Di fronte alle parabole di Gesù, ogni essere umano è chiamato a prendere una decisione importante: se stare fuori, oppure stare dentro; cioè: o riconoscere Gesù Cristo come unico salvatore della propria vita e della storia dell'umanità, perseverando nel gruppo dei Dodici e dei discepoli che godono con Lui momenti di intimità; oppure rifiutare Gesù Cristo decidendo di restarne fuori.
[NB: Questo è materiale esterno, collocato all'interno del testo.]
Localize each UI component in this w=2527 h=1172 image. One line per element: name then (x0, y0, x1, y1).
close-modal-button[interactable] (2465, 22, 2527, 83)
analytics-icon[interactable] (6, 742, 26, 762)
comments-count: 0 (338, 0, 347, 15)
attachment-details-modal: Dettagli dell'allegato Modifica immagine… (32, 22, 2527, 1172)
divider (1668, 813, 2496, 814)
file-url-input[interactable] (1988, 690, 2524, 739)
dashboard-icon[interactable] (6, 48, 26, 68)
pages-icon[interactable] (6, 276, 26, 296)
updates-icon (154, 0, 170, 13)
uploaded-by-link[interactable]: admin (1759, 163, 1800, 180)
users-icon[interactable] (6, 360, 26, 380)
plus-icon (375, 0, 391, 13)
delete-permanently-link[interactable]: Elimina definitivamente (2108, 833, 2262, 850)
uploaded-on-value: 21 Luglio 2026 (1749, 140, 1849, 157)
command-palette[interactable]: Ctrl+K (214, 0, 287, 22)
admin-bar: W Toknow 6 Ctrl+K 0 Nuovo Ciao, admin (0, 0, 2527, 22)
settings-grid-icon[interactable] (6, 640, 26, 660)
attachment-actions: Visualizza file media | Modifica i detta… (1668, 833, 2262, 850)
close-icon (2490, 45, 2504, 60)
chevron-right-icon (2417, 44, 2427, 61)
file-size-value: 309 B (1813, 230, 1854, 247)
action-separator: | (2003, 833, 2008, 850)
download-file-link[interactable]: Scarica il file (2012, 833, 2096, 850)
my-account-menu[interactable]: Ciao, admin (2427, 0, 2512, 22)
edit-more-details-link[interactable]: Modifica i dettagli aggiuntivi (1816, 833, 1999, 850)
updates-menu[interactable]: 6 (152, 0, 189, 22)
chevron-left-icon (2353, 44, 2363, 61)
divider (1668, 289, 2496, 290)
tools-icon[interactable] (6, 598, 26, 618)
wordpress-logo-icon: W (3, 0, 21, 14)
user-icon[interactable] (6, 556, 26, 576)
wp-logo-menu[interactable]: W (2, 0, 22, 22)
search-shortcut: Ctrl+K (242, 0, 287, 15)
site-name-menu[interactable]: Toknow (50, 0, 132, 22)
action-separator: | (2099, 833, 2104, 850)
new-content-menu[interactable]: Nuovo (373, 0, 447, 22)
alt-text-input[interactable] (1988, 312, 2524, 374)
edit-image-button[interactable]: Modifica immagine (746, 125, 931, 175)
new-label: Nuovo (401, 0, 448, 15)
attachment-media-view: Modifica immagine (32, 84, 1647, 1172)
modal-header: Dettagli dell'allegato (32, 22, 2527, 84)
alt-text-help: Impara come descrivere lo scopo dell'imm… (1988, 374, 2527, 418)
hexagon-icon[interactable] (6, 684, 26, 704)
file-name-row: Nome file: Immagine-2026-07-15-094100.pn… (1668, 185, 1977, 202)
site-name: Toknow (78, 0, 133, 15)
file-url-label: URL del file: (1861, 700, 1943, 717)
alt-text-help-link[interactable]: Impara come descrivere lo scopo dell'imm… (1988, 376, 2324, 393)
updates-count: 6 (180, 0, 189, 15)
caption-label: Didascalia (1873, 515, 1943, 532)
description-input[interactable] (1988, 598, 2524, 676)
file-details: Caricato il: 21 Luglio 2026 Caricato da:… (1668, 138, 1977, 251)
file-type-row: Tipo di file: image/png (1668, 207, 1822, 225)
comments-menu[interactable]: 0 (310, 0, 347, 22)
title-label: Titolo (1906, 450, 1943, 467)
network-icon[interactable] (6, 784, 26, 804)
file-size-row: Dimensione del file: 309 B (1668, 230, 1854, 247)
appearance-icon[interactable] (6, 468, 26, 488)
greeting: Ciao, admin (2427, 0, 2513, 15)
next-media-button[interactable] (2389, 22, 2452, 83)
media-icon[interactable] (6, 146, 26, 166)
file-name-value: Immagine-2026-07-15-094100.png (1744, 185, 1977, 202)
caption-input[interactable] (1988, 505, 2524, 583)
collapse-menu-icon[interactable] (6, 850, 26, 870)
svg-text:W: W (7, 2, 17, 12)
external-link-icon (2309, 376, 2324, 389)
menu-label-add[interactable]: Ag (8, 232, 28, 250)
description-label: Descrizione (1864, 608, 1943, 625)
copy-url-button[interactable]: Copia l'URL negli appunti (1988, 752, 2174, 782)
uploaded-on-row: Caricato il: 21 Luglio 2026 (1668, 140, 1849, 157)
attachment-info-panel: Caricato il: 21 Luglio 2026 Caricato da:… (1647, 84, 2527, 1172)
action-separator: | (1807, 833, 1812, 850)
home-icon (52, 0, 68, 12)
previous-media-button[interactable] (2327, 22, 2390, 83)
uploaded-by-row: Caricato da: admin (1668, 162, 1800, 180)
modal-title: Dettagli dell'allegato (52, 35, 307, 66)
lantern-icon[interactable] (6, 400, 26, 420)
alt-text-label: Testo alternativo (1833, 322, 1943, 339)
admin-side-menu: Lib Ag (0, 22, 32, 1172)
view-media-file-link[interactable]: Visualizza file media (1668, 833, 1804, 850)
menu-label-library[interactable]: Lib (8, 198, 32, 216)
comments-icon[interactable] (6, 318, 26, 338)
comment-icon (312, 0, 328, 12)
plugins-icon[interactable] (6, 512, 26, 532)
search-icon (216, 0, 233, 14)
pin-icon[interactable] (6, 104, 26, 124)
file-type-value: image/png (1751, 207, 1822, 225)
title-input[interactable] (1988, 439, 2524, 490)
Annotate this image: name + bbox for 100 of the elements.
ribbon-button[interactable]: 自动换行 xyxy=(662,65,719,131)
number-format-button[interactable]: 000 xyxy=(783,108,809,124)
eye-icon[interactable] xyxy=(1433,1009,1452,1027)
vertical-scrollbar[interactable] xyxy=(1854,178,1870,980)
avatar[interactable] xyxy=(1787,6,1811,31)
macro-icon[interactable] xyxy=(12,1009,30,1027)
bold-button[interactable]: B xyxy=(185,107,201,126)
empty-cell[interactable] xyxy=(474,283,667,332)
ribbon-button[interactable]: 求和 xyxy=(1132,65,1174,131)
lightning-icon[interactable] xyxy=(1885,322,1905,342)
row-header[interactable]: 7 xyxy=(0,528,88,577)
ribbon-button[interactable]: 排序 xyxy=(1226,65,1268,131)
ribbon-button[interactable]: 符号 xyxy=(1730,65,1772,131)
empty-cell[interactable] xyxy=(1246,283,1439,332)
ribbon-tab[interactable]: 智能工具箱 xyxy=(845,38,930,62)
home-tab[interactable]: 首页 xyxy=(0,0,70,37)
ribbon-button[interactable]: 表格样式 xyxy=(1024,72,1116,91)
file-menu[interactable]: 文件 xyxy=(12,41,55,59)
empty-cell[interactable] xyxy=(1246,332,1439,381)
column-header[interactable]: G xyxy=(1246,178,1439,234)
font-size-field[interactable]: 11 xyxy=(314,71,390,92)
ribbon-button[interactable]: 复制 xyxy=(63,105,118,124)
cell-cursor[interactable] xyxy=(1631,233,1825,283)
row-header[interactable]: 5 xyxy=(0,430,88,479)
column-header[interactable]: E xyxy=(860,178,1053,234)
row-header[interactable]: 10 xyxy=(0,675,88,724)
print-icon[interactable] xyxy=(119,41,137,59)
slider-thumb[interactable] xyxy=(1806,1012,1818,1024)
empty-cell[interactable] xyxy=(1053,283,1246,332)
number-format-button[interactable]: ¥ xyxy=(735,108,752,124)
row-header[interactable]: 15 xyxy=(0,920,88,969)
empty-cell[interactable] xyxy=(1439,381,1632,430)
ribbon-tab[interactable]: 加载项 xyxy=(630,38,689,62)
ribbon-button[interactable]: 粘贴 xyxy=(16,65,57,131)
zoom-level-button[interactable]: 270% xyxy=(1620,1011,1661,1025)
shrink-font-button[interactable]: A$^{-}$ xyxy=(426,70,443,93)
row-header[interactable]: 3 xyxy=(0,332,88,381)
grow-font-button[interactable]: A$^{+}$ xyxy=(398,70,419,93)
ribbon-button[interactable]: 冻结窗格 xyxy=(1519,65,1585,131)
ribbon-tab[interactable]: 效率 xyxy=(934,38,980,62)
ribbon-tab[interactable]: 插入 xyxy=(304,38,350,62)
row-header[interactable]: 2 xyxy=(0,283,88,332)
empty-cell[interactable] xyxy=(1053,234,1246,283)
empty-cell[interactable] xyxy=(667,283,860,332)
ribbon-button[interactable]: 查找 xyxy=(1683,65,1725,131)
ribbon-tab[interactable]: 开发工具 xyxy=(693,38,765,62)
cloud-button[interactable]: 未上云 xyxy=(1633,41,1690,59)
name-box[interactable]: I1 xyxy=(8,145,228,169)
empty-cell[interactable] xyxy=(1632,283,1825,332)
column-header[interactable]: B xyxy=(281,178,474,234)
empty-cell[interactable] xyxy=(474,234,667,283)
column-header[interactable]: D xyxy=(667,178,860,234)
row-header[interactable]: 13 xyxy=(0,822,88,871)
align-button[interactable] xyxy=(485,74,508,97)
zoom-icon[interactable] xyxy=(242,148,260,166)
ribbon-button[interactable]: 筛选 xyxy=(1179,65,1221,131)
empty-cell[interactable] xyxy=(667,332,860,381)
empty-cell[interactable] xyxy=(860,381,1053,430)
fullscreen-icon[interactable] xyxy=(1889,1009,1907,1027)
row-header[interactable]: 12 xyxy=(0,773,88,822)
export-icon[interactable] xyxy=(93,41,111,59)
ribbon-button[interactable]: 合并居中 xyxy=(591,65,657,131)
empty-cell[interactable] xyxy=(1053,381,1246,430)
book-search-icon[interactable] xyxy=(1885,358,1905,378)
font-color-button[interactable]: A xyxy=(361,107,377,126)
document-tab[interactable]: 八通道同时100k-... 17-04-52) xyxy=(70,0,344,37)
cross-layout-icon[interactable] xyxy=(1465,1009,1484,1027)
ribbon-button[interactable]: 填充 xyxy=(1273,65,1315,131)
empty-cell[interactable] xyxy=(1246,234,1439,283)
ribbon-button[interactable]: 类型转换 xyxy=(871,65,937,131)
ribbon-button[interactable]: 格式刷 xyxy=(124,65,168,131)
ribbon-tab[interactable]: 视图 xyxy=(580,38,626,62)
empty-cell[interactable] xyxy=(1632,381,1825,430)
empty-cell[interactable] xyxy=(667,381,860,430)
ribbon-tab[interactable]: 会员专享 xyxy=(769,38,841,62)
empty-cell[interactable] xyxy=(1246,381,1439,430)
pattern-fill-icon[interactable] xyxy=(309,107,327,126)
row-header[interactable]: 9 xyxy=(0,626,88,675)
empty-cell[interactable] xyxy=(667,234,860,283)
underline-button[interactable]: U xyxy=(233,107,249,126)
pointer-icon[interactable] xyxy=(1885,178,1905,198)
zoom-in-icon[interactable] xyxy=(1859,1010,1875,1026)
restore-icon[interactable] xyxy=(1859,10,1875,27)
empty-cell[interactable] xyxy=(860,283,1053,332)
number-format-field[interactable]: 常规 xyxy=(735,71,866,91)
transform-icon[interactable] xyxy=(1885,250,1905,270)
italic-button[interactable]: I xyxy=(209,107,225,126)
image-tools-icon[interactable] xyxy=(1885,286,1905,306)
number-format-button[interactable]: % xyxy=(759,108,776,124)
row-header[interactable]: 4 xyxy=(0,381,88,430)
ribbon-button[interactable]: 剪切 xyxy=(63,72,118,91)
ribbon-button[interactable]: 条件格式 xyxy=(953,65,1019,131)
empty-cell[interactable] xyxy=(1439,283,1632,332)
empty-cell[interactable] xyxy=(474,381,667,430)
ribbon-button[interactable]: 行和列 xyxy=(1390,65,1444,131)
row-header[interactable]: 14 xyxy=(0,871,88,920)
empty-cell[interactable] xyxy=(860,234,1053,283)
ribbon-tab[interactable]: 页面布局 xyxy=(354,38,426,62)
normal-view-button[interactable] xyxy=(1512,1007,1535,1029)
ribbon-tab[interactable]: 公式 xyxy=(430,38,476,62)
Solo riconoscendo la presenza dello Spirito Santo dentro di noi e invocandolo incessantemente, senza soffocarlo (cfr. 1Ts 5,19), possiamo dire che «Gesù Cristo è il Signore» della nostra vita. Soffocando la presenza divina dello Spirito dentro di noi, corriamo il rischio di unirci al gruppo dei duri di cuore che bestemmiano dicendo: «Gesù Cristo è malvagio!» (cfr 1Cor 12,3).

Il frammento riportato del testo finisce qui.